W ojczyźnie tego przysmaku przygotowuje go coraz mniej Włochów. I choć niemal wszyscy jedzą pizzę regularnie i nie wyobrażają sobie codziennego życia bez ulubionej pizzerii koło domu, w branży tej brakuje rąk do pracy.

Dane te przedstawił związek rolników Coldiretti w związku ze złożeniem przez Włochy petycji do UNESCO o wpisanie tradycyjnej neapolitańskiej pizzy, czyli z sosem pomidorowym i mozzarellą z bawolego mleka na listę niematerialnego dziedzictwa ludzkości. Pod wnioskiem tym podpisało się 300 tysięcy Włochów.

Spośród 100 tysięcy piekarzy pizzy, prawie 40 procent stanowią cudzoziemcy. Jest wśród nich 20 tysięcy Egipcjan i ponad 10 tysięcy Marokańczyków. To oni, zauważa się, wnoszą coraz większy wkład w utrzymanie tradycji znakomitej włoskiej pizzy. A jest to coraz trudniejsze, bo - jak alarmuje związek Coldiretti - 63 procent całej pizzy wypiekanej w Italii przygotowuje się ze składników pochodzących z zagranicy; często tańszych, zatem gorszej jakości.

Lista zarzutów włoskich rolników jest długa. Bardzo często do pizzy dodaje się mozzarellę nie z prawdziwego mleka, ale z tanich przemysłowych półproduktów, czyli skrzepów mleka z Europy Wschodniej.
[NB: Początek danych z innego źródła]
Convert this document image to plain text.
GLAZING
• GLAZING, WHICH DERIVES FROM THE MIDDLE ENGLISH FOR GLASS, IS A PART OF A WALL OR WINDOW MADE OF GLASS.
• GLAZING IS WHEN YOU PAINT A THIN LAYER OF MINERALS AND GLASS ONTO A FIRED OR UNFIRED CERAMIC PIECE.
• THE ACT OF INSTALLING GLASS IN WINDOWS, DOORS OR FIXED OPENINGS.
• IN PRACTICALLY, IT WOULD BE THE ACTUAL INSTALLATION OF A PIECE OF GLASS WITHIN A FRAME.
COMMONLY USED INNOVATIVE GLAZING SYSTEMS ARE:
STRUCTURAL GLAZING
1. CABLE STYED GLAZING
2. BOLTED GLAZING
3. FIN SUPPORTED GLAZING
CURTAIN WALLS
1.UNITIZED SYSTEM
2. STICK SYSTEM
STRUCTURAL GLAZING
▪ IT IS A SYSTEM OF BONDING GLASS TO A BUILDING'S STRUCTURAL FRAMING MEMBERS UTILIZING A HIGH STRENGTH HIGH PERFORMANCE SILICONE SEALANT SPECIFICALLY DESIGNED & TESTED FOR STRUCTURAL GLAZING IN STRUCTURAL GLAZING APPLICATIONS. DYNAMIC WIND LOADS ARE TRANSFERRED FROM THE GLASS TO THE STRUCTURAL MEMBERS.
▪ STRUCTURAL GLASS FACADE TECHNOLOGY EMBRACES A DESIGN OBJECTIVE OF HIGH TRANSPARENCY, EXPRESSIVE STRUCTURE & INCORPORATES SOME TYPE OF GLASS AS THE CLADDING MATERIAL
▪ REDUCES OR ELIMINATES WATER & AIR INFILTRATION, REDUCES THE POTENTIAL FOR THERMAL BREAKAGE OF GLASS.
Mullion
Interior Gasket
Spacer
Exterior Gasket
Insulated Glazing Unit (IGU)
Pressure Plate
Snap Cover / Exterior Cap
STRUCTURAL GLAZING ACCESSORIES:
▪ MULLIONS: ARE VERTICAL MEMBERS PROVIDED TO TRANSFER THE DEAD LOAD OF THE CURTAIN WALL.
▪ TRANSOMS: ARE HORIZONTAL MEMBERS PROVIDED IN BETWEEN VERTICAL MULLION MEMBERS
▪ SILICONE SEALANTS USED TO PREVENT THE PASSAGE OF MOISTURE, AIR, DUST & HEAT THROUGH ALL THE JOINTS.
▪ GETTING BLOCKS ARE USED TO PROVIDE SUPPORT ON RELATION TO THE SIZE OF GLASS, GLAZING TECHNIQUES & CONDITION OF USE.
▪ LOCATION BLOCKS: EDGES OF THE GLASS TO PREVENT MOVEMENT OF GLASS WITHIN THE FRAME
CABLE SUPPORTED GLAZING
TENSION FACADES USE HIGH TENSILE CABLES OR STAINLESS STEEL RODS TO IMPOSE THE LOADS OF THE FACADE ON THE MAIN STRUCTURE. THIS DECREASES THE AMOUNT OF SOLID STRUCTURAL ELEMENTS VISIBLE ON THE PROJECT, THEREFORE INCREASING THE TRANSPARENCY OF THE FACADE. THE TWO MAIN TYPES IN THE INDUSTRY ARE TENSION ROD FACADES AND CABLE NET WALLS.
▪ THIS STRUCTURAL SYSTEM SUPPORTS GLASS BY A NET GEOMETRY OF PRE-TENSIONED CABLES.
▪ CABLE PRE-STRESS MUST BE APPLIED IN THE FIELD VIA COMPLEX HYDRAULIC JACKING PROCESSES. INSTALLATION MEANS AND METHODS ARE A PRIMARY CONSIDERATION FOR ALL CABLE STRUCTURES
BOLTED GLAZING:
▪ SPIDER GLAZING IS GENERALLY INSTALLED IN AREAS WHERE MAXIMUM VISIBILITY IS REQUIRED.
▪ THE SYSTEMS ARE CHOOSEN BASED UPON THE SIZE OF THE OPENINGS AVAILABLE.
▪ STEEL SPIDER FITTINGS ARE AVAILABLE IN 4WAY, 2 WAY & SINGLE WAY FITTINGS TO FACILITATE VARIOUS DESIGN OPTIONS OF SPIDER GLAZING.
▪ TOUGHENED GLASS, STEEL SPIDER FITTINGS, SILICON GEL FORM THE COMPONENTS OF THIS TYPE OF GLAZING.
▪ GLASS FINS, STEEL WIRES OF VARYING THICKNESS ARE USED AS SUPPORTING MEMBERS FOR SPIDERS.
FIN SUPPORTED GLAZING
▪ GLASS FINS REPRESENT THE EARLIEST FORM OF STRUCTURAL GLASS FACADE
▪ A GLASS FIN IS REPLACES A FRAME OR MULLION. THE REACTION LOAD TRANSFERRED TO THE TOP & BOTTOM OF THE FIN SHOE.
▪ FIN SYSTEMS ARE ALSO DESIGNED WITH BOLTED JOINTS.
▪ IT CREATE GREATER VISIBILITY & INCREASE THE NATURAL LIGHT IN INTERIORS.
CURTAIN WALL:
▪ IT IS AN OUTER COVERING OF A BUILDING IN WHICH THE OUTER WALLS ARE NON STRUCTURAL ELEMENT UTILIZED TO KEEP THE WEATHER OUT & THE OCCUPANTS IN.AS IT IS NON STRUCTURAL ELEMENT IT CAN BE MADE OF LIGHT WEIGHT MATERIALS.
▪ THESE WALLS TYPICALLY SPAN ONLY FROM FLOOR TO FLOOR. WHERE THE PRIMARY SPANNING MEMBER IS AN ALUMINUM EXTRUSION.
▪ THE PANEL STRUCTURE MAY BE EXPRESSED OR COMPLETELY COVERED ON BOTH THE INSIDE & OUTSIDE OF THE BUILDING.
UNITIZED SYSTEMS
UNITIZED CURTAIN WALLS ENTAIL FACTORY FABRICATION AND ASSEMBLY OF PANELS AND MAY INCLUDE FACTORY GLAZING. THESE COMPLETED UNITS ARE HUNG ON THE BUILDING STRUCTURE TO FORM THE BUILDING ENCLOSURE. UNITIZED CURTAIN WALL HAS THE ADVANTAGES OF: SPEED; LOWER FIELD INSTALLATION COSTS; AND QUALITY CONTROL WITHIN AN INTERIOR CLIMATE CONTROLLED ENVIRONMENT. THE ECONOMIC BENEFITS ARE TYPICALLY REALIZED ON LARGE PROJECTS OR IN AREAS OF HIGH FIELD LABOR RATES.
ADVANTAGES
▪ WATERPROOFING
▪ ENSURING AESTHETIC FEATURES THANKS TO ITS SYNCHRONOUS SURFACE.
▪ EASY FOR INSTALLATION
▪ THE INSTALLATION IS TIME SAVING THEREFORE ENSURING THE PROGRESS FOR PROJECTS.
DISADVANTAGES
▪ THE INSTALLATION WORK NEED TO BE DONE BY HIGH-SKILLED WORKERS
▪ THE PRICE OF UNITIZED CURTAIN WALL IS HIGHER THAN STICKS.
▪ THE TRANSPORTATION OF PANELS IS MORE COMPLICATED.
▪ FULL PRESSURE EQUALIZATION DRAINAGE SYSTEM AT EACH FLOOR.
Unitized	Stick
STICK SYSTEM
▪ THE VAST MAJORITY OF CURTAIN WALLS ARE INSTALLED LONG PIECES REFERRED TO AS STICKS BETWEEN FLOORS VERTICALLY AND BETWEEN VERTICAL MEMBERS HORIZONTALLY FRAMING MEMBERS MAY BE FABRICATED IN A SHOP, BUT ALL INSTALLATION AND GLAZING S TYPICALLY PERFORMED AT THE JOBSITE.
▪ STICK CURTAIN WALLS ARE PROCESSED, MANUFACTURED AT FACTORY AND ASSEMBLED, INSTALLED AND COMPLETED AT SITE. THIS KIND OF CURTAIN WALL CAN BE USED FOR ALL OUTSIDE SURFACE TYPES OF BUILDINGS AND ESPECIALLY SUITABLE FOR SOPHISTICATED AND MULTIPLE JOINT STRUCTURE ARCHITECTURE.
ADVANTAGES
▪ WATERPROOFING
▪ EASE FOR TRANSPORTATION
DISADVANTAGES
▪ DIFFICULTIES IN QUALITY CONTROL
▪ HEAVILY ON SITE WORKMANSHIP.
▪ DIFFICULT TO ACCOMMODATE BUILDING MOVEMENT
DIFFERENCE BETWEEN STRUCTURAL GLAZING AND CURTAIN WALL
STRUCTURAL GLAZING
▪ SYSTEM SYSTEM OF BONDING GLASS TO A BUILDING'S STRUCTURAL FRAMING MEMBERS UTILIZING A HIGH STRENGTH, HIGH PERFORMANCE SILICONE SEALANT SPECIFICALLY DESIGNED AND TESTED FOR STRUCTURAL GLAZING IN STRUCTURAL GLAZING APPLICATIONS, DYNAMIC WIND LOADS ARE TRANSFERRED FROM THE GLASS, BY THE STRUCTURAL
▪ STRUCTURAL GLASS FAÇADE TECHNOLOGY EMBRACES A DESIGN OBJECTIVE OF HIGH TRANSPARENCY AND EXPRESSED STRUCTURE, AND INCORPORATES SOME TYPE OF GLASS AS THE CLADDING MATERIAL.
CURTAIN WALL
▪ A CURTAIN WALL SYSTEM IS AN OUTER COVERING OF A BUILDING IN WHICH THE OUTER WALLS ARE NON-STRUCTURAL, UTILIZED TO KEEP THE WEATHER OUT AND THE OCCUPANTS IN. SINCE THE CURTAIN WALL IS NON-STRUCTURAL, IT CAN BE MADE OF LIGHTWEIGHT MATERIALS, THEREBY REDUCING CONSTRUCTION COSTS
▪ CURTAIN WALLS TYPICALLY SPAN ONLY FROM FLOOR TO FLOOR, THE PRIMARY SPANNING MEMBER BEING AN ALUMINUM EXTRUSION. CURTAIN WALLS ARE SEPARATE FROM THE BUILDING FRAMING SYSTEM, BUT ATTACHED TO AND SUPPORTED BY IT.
Masowym zjawiskiem jest wykorzystywanie chińskiego sosu pomidorowego. Stosowany jest też sos amerykański. Zamiast rodzimej oliwy z oliwek właściciele pizzerii kupują za niższą cenę tę z Tunezji lub Hiszpanii albo czasem nawet zwykły olej.

Coraz trudniej też o włoską mąkę. Rynek pełen jest tego produktu z Francji, Niemiec i Ukrainy, choć często informacja ta nie figuruje na opakowaniu.